O circuito de shows para bandas desse extrato é cansativo e, se você está caminhando para os 60 anos, muito cansativo, com horas e horas de estradas esburacadas, cachês minguantes, feiras da fruta e pouco do glamour associado ao showbiz. Mas a alternativa a ele é apavorante: uma realidade pós-moderna na qual nada é garantido e o streaming substituiu o álbum, não há mais rádios tocando suas músicas nem Cassino do Chacrinha que preserve sua história, na qual diariamente é preciso construir do zero. É essa a realidade dos ex-Titãs, se inscrevendo em editais para financiar novos discos, negociando novas temporadas de programas de televisão, tomando cafés em agências de publicidade ou, como você pode ver no site de Paulo Miklos, lembrando que estamos aí para o que vier na área da “música”, “teatro”, “televisão”, “publicidade” ou “cinema”. Na verdade verdadeira, é essa a realidade de todo mundo que mexe com arte no Brasil de hoje.

Os Titãs remanescentes passaram os últimos dias divulgando imagens da nova formação da banda, em fotos produzidas ou em vídeos de ensaios. Disfarçaram bem o fato de que são apenas 3/8 do grupo que lançou Cabeça Dinossauro, ao destacar sempre a presença dos músicos acompanhantes Beto Lee (guitarra) e Mario Fabre (bateria). É cedo para dizer se os dois participarão do processo artístico futuro, mas não custa lembrar que Flores pra Ela, do mais recente álbum da banda, Nheengatu, já era uma parceria entre Sergio Britto e Mario Fabre. Por enquanto, o que está sendo reforçado é a reformulação de alguns clássicos, como Pra dizer Adeus, originalmente cantada por Miklos, que agora tem vocal principal do guitarrista Tony Bellotto.

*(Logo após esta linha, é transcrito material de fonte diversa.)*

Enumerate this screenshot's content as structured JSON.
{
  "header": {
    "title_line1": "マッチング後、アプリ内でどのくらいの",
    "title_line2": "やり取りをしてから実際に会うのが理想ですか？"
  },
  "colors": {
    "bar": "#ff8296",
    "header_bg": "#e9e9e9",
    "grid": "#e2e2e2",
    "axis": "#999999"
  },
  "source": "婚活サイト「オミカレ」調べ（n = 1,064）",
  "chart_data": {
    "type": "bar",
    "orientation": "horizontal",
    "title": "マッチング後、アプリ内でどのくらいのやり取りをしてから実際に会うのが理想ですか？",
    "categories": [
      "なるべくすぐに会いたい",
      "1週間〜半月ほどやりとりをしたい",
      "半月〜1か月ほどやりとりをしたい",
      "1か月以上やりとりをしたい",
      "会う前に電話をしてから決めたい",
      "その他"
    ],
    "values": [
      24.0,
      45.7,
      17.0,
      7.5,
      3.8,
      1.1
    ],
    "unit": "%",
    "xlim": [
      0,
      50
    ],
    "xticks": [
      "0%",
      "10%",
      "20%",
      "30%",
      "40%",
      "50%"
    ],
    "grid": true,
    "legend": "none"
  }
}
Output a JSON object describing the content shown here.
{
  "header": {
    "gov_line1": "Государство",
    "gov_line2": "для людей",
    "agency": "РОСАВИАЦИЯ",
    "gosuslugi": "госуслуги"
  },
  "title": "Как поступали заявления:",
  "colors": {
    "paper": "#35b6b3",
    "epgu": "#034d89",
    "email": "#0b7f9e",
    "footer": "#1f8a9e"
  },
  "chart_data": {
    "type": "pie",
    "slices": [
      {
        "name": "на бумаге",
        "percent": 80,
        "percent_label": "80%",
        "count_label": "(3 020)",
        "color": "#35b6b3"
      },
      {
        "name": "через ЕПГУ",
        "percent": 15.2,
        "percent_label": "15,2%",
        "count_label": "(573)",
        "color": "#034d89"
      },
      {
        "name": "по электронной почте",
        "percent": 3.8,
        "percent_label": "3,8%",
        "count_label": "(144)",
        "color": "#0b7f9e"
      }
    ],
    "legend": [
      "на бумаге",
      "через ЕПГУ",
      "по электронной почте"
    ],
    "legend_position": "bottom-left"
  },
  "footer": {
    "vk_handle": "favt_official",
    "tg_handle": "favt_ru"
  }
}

O fato é que o ser “um bando, mais do que uma banda”, como diziam nos anos 1980, era parte fundamental do ethos dos Titãs desde sempre. Por causa disso é que o grupo sempre se movia na base da deliberação, da democracia, do conceito. Na organização interna, Marcelo Fromer era uma espécie de “diretor estratégico” da banda. Não é coincidência que, desde sua morte, num estúpido acidente de trânsito em 2001, os Titãs pareçam andar em círculos, a ponto de que seus dois movimentos recentes mais celebrados sejam autorreferentes: o show Cabeça Dinossauro e o álbum Nheengatu, justamente por se anunciar como “uma mistura de Cabeça com Õ Blesq Blom”.

Seria injusto esperar mais de uma banda (ou de uma marca, como queira) que já nos surpreendeu positivamente tantas vezes nesses 34 anos. Mas o negócio é que o rock não é muito mais do que provar que é possível ir na contramão do “natural”. Se a realidade venceu, então que nos conformemos com o fato de que sempre teremos os Titãs comemorando 30 ou 40 ou 50 anos de alguma coisa, como teremos um contingente cada vez maior de rostos de ex-Titãs nos ajudando a lembrar de alguma coisa que parecia tão importante pra gente e que, no mundo real, talvez não faça mesmo a menor diferença.